Each of the amendments has the potential to affect any regulated business or individual associated with a regulated business. However, in most cases, the effect will only arise in exceptional circumstances, such as when enforcement action of one kind or another is necessary.

The only amendment likely to have an immediate impact is the redefinition of the description of Class ‘O’ financial service business: this change may mean that some regulated businesses may no longer qualify for the lighter touch regulation that is a feature of this Class.

The consultation paper, which includes a draft of the two items of amending legislation, can be viewed on the Commission’s website by clicking here.

Hard copies of the consultation paper are also available on request.

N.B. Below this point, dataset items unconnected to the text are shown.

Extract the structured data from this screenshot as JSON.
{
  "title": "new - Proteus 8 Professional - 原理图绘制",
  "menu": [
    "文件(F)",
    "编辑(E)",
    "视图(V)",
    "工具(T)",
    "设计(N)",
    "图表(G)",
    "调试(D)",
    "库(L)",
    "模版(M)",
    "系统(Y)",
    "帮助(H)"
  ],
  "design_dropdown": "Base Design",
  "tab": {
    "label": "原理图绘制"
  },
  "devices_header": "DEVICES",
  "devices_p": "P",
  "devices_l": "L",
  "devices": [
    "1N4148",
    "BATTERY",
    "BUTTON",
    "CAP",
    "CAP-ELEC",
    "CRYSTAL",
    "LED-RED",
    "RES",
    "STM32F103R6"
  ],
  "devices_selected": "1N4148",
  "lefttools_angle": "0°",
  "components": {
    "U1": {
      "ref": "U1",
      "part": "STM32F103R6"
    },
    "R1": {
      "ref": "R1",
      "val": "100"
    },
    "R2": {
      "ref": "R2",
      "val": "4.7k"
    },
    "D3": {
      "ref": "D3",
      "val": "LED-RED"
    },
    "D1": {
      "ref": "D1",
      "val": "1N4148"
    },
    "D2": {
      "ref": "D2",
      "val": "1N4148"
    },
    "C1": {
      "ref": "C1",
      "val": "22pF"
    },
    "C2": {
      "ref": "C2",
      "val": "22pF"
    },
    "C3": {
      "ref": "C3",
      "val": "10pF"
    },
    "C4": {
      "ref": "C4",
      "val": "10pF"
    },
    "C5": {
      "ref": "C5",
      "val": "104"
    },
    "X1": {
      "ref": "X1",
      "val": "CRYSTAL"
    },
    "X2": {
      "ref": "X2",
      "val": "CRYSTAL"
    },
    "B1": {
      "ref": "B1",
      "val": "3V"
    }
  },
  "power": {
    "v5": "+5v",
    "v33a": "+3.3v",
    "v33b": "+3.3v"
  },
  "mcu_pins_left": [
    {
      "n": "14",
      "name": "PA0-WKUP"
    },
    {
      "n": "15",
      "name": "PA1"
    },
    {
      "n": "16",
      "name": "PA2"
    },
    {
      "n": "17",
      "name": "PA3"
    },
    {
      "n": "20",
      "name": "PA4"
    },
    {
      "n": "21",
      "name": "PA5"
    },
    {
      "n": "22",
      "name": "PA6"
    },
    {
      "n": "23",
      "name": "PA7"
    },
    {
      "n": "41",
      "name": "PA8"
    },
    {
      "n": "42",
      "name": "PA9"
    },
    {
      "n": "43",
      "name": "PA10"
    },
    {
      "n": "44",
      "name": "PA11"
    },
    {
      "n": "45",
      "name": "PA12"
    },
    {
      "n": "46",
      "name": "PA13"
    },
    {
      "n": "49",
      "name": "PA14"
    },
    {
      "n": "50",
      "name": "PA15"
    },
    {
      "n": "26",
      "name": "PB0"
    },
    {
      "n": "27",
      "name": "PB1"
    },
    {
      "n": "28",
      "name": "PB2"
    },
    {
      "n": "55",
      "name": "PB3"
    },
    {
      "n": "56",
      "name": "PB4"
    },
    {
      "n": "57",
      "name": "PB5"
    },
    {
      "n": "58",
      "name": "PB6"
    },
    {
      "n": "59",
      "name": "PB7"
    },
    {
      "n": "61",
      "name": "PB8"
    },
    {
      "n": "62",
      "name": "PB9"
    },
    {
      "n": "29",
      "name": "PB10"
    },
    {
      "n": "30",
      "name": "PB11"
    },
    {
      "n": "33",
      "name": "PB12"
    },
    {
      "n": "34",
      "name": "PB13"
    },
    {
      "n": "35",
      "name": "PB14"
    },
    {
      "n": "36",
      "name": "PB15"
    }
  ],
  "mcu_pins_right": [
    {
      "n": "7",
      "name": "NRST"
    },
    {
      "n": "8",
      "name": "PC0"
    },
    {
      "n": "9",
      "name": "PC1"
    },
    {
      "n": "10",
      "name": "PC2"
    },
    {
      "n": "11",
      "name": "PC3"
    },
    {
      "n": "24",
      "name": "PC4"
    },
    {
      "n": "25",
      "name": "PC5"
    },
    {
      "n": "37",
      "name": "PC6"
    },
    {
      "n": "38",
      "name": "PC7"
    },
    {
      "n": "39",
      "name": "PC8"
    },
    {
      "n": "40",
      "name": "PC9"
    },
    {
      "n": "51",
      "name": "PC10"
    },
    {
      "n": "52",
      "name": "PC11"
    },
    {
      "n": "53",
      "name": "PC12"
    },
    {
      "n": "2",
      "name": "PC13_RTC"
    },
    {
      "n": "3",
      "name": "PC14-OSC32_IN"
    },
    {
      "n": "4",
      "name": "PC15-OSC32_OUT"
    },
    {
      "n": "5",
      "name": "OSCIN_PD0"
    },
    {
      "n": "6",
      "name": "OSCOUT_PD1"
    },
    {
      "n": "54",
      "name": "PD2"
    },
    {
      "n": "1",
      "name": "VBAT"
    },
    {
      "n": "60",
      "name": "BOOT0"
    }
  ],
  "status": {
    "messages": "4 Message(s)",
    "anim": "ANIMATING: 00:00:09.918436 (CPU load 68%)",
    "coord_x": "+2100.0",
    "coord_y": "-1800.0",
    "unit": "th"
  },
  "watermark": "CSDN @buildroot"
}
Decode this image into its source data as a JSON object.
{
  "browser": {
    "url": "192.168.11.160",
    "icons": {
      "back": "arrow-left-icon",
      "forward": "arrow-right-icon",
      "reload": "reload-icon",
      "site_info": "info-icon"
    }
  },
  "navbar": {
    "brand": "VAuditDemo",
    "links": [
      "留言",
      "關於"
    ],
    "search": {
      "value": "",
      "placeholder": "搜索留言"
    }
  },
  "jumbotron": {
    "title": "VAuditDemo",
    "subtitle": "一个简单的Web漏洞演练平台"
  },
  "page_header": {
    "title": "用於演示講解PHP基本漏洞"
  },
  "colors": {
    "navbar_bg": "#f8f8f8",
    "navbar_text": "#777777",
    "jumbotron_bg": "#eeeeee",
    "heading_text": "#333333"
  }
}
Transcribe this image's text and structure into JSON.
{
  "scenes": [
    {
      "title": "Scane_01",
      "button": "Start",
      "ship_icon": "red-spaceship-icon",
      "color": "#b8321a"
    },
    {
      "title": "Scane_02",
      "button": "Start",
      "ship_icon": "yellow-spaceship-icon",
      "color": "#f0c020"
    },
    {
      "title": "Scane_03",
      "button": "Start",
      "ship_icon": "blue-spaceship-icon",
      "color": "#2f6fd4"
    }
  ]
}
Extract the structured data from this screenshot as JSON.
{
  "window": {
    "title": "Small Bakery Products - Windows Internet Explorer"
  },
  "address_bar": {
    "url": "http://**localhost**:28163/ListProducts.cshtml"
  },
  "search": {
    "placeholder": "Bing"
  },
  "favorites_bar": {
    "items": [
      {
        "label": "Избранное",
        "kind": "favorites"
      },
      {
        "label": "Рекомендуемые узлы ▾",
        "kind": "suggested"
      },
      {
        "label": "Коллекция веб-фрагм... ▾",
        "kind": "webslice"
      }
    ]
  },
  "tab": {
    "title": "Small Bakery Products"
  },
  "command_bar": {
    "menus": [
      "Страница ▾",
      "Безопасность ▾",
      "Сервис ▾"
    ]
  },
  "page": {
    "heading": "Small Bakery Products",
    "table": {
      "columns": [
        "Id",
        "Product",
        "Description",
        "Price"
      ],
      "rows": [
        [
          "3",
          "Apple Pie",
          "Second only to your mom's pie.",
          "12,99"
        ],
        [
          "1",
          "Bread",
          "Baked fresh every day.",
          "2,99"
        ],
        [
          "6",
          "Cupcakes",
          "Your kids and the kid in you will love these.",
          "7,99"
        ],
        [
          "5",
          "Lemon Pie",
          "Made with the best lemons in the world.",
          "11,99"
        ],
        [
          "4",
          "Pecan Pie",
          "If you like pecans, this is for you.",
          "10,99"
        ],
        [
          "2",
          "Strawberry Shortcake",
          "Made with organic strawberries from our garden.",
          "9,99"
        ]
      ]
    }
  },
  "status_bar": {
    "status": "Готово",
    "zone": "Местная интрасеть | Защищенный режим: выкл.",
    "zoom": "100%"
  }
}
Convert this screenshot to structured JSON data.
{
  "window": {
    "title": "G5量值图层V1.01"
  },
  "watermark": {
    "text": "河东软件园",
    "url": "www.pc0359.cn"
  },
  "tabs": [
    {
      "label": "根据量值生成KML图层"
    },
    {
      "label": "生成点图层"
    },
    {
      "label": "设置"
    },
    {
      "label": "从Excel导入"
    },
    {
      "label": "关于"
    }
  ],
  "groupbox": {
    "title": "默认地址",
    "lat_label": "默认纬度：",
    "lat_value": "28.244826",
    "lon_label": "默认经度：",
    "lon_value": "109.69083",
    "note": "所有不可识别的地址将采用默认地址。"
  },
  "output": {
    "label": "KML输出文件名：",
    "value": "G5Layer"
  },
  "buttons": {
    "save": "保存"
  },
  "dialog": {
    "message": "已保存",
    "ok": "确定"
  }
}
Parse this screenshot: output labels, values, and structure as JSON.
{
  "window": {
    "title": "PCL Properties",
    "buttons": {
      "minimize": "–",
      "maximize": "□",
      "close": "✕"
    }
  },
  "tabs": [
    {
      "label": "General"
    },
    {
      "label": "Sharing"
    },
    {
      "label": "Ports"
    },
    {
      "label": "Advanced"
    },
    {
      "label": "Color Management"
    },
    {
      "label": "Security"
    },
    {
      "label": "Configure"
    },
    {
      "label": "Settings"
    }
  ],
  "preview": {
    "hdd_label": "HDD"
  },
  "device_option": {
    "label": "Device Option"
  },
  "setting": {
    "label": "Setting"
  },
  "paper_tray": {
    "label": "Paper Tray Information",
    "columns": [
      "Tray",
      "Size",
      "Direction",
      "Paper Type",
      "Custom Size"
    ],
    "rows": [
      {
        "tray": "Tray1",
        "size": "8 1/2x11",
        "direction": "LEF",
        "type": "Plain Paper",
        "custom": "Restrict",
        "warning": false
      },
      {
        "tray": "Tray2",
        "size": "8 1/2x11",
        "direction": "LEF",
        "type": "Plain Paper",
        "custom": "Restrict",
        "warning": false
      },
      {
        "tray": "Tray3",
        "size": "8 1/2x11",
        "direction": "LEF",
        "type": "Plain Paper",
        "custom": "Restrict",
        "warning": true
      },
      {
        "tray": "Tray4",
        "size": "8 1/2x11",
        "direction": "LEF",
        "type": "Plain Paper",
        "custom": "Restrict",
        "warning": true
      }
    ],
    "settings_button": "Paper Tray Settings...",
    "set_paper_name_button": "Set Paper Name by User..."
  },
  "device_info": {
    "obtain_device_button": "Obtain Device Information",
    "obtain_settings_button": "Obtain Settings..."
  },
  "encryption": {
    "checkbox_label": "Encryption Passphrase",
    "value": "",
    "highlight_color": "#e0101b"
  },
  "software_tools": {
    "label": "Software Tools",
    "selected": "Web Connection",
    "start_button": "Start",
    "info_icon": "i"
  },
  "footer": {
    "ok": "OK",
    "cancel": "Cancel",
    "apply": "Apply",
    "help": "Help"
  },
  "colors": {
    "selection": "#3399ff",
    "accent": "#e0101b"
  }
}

Responses to the consultation should be sent to the Commission by 31 October 2012

- Ends -

For further information please contact: -

Andrew Le Brun - Director, Office of the Director General
Jersey Financial Services Commission
Tel: + 44 (0) 1534 822065
Fax: + 44 (0) 1534 822002


The Commission is responsible for the regulation, supervision and development of the financial services industry in the Island of Jersey for banking, collective investment funds, fund services business, insurance business, general insurance mediation business, investment business, money service business, and trust and company service providers. It is also responsible for overseeing compliance with legislation to counter money laundering and the financing of terrorism.

Class ‘O’ was designed to accommodate firms, typically accountancy firms, whose activities include some financial services that fall within the definition of trust company business in Articles 2(3) and 2(4) of the Financial Services (Jersey) Law 1998, but are generally ancillary to their principal business, and are available only to clients resident in Jersey for income tax purposes. The proposed amendments do not alter the original objectives of this class, but revise the way in which the criteria are expressed to remove misunderstandings in interpretation that have arisen since the class was introduced.